Wednesday, January 16, 2008

See Spot. Translate what Spot is saying.

Scientists develop computer that can 'translate' a dog's bark

What would a dog say if it could talk? "Stranger", "fight", "walk", "alone", "ball" and "play", according to scientists who have developed a computer programme to translate dog barks.
The special programme analysed more than 6,000 barks from 14 Hungarian sheepdogs in six different situations.

In a series of tests the team of scientists, from Eötvös Loránd University in Hungary led by Csaba Molnár, discovered that a computer could recognise whether a dog was in a stranger, fight, walk, alone, ball or play scenario.

The barks were tape recorded and then digitized on a computer, which used software to study their differences.

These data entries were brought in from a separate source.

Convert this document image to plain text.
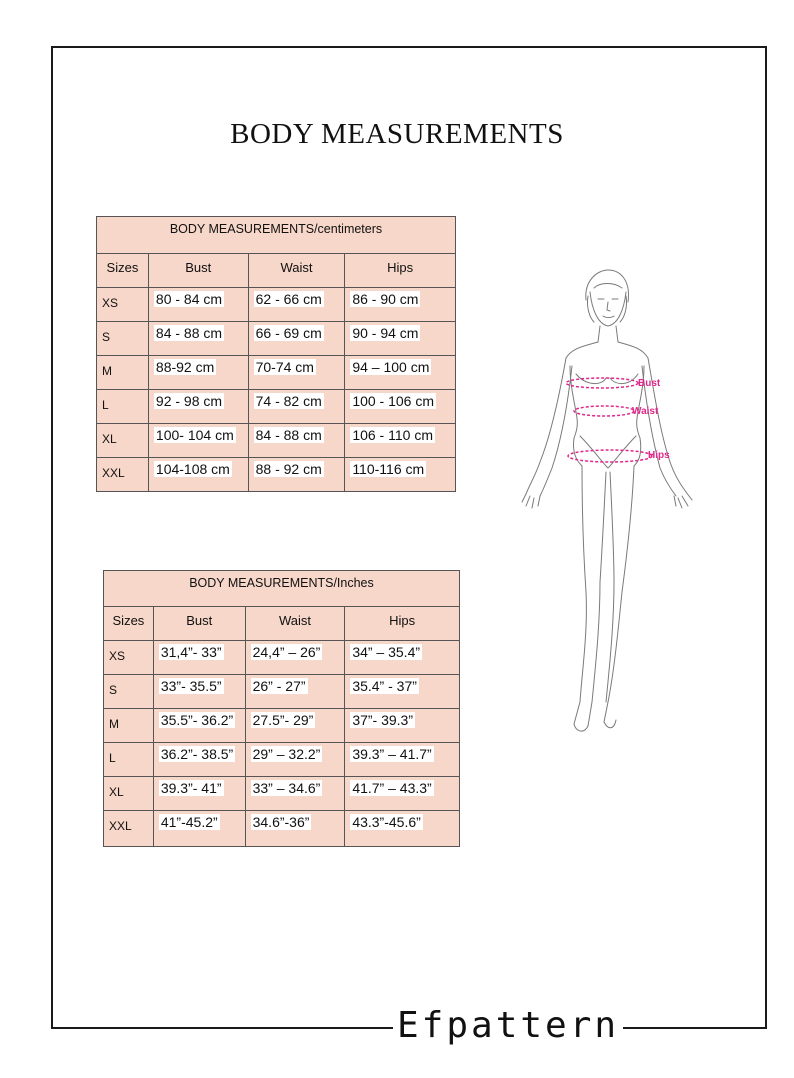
BODY MEASUREMENTS
BODY MEASUREMENTS/centimeters			
Sizes	Bust	Waist	Hips
XS	80 - 84 cm	62 - 66 cm	86 - 90 cm
S	84 - 88 cm	66 - 69 cm	90 - 94 cm
M	88-92 cm	70-74 cm	94 – 100 cm
L	92 - 98 cm	74 - 82 cm	100 - 106 cm
XL	100- 104 cm	84 - 88 cm	106 - 110 cm
XXL	104-108 cm	88 - 92 cm	110-116 cm
BODY MEASUREMENTS/Inches			
Sizes	Bust	Waist	Hips
XS	31,4”- 33”	24,4” – 26”	34” – 35.4”
S	33”- 35.5”	26” - 27”	35.4” - 37”
M	35.5”- 36.2”	27.5”- 29”	37”- 39.3”
L	36.2”- 38.5”	29” – 32.2”	39.3” – 41.7”
XL	39.3”- 41”	33” – 34.6”	41.7” – 43.3”
XXL	41”-45.2”	34.6”-36”	43.3”-45.6”
Bust
Waist
Hips
Efpattern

The computer correctly identified the different situations 43 per cent of the time. Although it was not a high success rate it was far better than human recognition, the researchers said.

The computer was most accurate in identifying the "fight" and "stranger" contexts, and was least effective at matching the "play" bark.

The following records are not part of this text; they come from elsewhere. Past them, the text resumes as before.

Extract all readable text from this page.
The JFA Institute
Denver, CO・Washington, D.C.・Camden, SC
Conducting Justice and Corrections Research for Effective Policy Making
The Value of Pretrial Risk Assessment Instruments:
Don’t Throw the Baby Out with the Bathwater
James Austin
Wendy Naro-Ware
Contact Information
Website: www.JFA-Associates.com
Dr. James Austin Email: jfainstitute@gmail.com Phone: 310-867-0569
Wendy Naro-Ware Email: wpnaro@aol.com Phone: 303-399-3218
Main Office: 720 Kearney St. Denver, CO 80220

The results appear in the journal Animal Cognition, and suggest that dogs have acoustically different barks depending on their emotional state.

The researchers also performed a second test, in which the computer identified individual dogs by their bark.

The software correctly identified the dogs 52 per cent of the time, again much better than the human result, suggesting there are individual differences in barks even though humans are not able to recognize them.

The team also plans to compare the barks of different breeds to discover what they have in common.


And here I thought we had the rights to idiotic research. The first thing that comes to mind are babies. Yep. Babies. They can't talk. But we know they communicate. And any parent worth their pride understands what their baby wants through that communication. I know dog owners who say the same thing about their dogs. While on the surface this is kind of interesting, I simply don't think we need a team of researchers telling us what most of us already know.